O senador João Capiberibe (PSB/AP) subiu à Tribuna do Senado nesta segunda-feira, 19/11, para falar sobre a situação carcerária no Brasil, partindo de sua prisão no presídio São José, no ano de 1971. O senador ressaltou a declaração dada na semana passada pelo ministro da Justiça, Eduardo Cardozo, sobre a precariedade do sistema carcerário brasileiro, o que provocou enorme repercussão nas mais diversas autoridades do País e nos meios de comunicação.

Para Capiberibe, a questão carcerária é resultado de uma enorme acumulação de irresponsabilidades públicas e até da invisibilidade desse problema, que vem de muitos anos.

– Como vítima da ditadura, também, passei por uma penitenciária de presos comuns e vivi seis meses da minha vida em uma prisão em Belém, superlotada, disse ele.

Para Capiberibe, o ministro Cardozo tem inteira razão.

– Já era assim, lá atrás, com uma população carcerária infinitamente menor do que a existente hoje. Vivi numa cela de 50 m2 com outros 95 presos, éramos fechados a partir das 18h e saíamos no dia seguinte. Para dormir eram três andares de redes sobrepostas. Belém é uma cidade quente e úmida. O calor chegava facilmente aos 40 graus. Era impossível dormir nessas condições, lembrou o senador.

Capiberibe ressaltou um levantamento feito por ele, que aponta, no Brasil, a quarta população carcerária do mundo, com 514.582 presos, dos quais, o país só poderia abrigar 1/3. Sessenta e seis por cento são superpopulação.

Em seguida, vem a Rússia, com 740 mil encarcerados, seguida da China, com 1,6 milhão, e dos Estados Unidos, com 2,2 milhões.

– Agora, se formos levantar as causas das prisões no Brasil – e isso é algo que nos chama a atenção –, mais de 134 mil presos têm entre 18 e 24 anos. Então, a nossa juventude está encarcerada e isso tem quase o dobro que estão com condenação, tem ordem de prisão expedida, mas que não tem onde serem colocados, afirmou.

O senador defende a necessidade de revisão da política de encarceramento e também de se criar uma política nacional de Segurança Pública.

– Na esperança de levantar este debate, apresentei nesta Casa a Proposta de Emenda Constitucional nº 24, que institui o Fundo Nacional de Desenvolvimento da Segurança Pública. A ideia, na verdade, é que se discuta a criação de uma política de segurança nacional começando pelo orçamento.
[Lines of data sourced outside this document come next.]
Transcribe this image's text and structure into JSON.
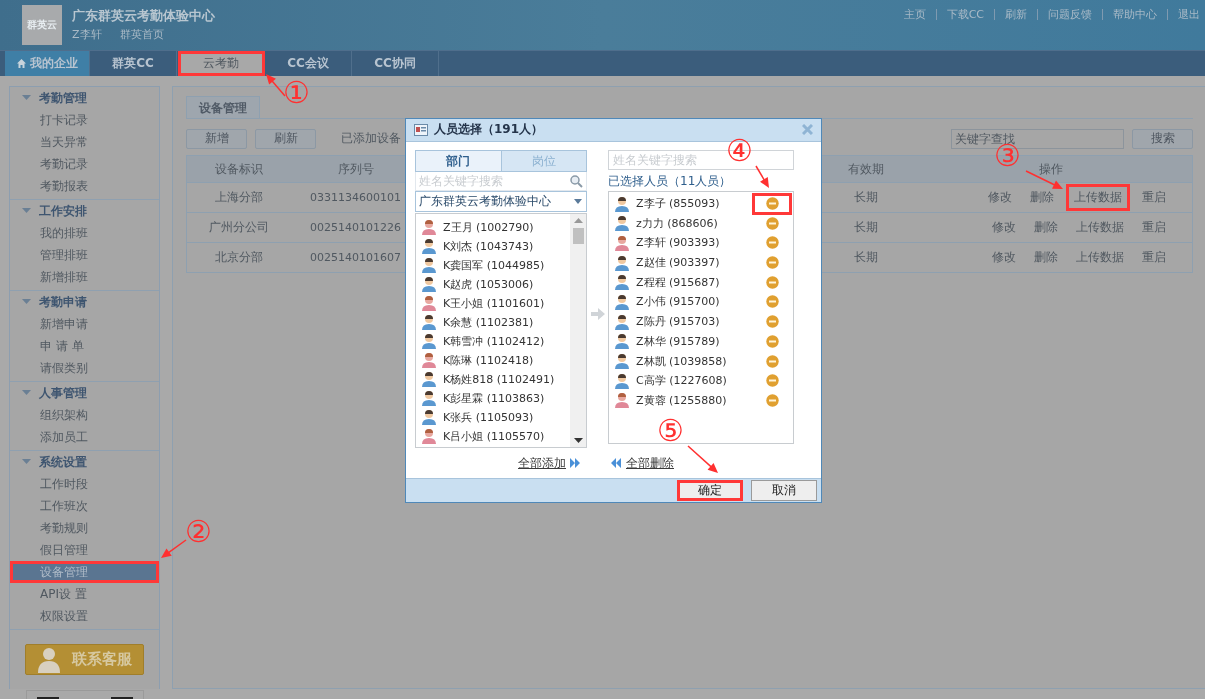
{
  "header": {
    "logo": "群英云",
    "title": "广东群英云考勤体验中心",
    "user": "Z李轩",
    "home_link": "群英首页",
    "links": [
      "主页",
      "下载CC",
      "刷新",
      "问题反馈",
      "帮助中心",
      "退出"
    ]
  },
  "nav_tabs": [
    {
      "label": "我的企业",
      "kind": "home",
      "selected": false,
      "highlighted": false
    },
    {
      "label": "群英CC",
      "kind": "plain",
      "selected": false,
      "highlighted": false
    },
    {
      "label": "云考勤",
      "kind": "plain",
      "selected": true,
      "highlighted": true
    },
    {
      "label": "CC会议",
      "kind": "plain",
      "selected": false,
      "highlighted": false
    },
    {
      "label": "CC协同",
      "kind": "plain",
      "selected": false,
      "highlighted": false
    }
  ],
  "sidebar": {
    "groups": [
      {
        "title": "考勤管理",
        "expanded": true,
        "items": [
          {
            "label": "打卡记录",
            "selected": false,
            "highlighted": false
          },
          {
            "label": "当天异常",
            "selected": false,
            "highlighted": false
          },
          {
            "label": "考勤记录",
            "selected": false,
            "highlighted": false
          },
          {
            "label": "考勤报表",
            "selected": false,
            "highlighted": false
          }
        ]
      },
      {
        "title": "工作安排",
        "expanded": true,
        "items": [
          {
            "label": "我的排班",
            "selected": false,
            "highlighted": false
          },
          {
            "label": "管理排班",
            "selected": false,
            "highlighted": false
          },
          {
            "label": "新增排班",
            "selected": false,
            "highlighted": false
          }
        ]
      },
      {
        "title": "考勤申请",
        "expanded": true,
        "items": [
          {
            "label": "新增申请",
            "selected": false,
            "highlighted": false
          },
          {
            "label": "申 请 单",
            "selected": false,
            "highlighted": false
          },
          {
            "label": "请假类别",
            "selected": false,
            "highlighted": false
          }
        ]
      },
      {
        "title": "人事管理",
        "expanded": true,
        "items": [
          {
            "label": "组织架构",
            "selected": false,
            "highlighted": false
          },
          {
            "label": "添加员工",
            "selected": false,
            "highlighted": false
          }
        ]
      },
      {
        "title": "系统设置",
        "expanded": true,
        "items": [
          {
            "label": "工作时段",
            "selected": false,
            "highlighted": false
          },
          {
            "label": "工作班次",
            "selected": false,
            "highlighted": false
          },
          {
            "label": "考勤规则",
            "selected": false,
            "highlighted": false
          },
          {
            "label": "假日管理",
            "selected": false,
            "highlighted": false
          },
          {
            "label": "设备管理",
            "selected": true,
            "highlighted": true
          },
          {
            "label": "API设 置",
            "selected": false,
            "highlighted": false
          },
          {
            "label": "权限设置",
            "selected": false,
            "highlighted": false
          }
        ]
      }
    ],
    "contact_button": "联系客服"
  },
  "content": {
    "tab": "设备管理",
    "buttons": [
      "新增",
      "刷新"
    ],
    "added_label": "已添加设备",
    "search": {
      "placeholder": "关键字查找"
    },
    "search_button": "搜索",
    "table": {
      "columns": [
        "设备标识",
        "序列号",
        "有效期",
        "操作"
      ],
      "rows": [
        {
          "name": "上海分部",
          "serial": "0331134600101",
          "validity": "长期",
          "actions": [
            {
              "label": "修改",
              "highlighted": false
            },
            {
              "label": "删除",
              "highlighted": false
            },
            {
              "label": "上传数据",
              "highlighted": true
            },
            {
              "label": "重启",
              "highlighted": false
            }
          ]
        },
        {
          "name": "广州分公司",
          "serial": "0025140101226",
          "validity": "长期",
          "actions": [
            {
              "label": "修改",
              "highlighted": false
            },
            {
              "label": "删除",
              "highlighted": false
            },
            {
              "label": "上传数据",
              "highlighted": false
            },
            {
              "label": "重启",
              "highlighted": false
            }
          ]
        },
        {
          "name": "北京分部",
          "serial": "0025140101607",
          "validity": "长期",
          "actions": [
            {
              "label": "修改",
              "highlighted": false
            },
            {
              "label": "删除",
              "highlighted": false
            },
            {
              "label": "上传数据",
              "highlighted": false
            },
            {
              "label": "重启",
              "highlighted": false
            }
          ]
        }
      ]
    }
  },
  "dialog": {
    "title": "人员选择（191人）",
    "tabs": [
      {
        "label": "部门",
        "selected": true
      },
      {
        "label": "岗位",
        "selected": false
      }
    ],
    "left_search": {
      "placeholder": "姓名关键字搜索"
    },
    "department": "广东群英云考勤体验中心",
    "people": [
      {
        "name": "Z王月 (1002790)",
        "kind": "female"
      },
      {
        "name": "K刘杰 (1043743)",
        "kind": "male"
      },
      {
        "name": "K龚国军 (1044985)",
        "kind": "male"
      },
      {
        "name": "K赵虎 (1053006)",
        "kind": "male"
      },
      {
        "name": "K王小姐 (1101601)",
        "kind": "female"
      },
      {
        "name": "K余慧 (1102381)",
        "kind": "male"
      },
      {
        "name": "K韩雪冲 (1102412)",
        "kind": "male"
      },
      {
        "name": "K陈琳 (1102418)",
        "kind": "female"
      },
      {
        "name": "K杨姓818 (1102491)",
        "kind": "male"
      },
      {
        "name": "K彭星霖 (1103863)",
        "kind": "male"
      },
      {
        "name": "K张兵 (1105093)",
        "kind": "male"
      },
      {
        "name": "K吕小姐 (1105570)",
        "kind": "female"
      }
    ],
    "right_search": {
      "placeholder": "姓名关键字搜索"
    },
    "selected_label": "已选择人员（11人员）",
    "selected_people": [
      {
        "name": "Z李子 (855093)",
        "kind": "male",
        "highlighted": true
      },
      {
        "name": "z力力 (868606)",
        "kind": "male",
        "highlighted": false
      },
      {
        "name": "Z李轩 (903393)",
        "kind": "female",
        "highlighted": false
      },
      {
        "name": "Z赵佳 (903397)",
        "kind": "male",
        "highlighted": false
      },
      {
        "name": "Z程程 (915687)",
        "kind": "male",
        "highlighted": false
      },
      {
        "name": "Z小伟 (915700)",
        "kind": "male",
        "highlighted": false
      },
      {
        "name": "Z陈丹 (915703)",
        "kind": "male",
        "highlighted": false
      },
      {
        "name": "Z林华 (915789)",
        "kind": "male",
        "highlighted": false
      },
      {
        "name": "Z林凯 (1039858)",
        "kind": "male",
        "highlighted": false
      },
      {
        "name": "C高学 (1227608)",
        "kind": "male",
        "highlighted": false
      },
      {
        "name": "Z黄蓉 (1255880)",
        "kind": "female",
        "highlighted": false
      }
    ],
    "add_all": "全部添加",
    "remove_all": "全部删除",
    "ok": {
      "label": "确定",
      "highlighted": true
    },
    "cancel": {
      "label": "取消",
      "highlighted": false
    }
  },
  "annotations": [
    {
      "label": "①"
    },
    {
      "label": "②"
    },
    {
      "label": "③"
    },
    {
      "label": "④"
    },
    {
      "label": "⑤"
    }
  ]
}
Sem orçamento, não há política e só se faz política com orçamento, defendeu.

Segundo a proposta de Capiberibe, a instituição do Fundo terá recursos provenientes de parcelas do ICMS e do IPI sobre vendas de armas e material bélico, parcela do ISS das empresas de vigilância privada, além de uma contribuição de 3% sobre o lucro líquido dos bancos.

– Na verdade, eu acho que os bancos poderiam até oferecer um pouco mais, em função da sua grande necessidade de proteger seu patrimônio. Por falar em patrimônio, 240 mil desses 514 mil encarcerados no País estão presos por causa de crimes contra o patrimônio: roubo, furto e estelionato. Então, tenho a impressão de que os bancos também têm todo o interesse de ajudar no combate à violência, destacou.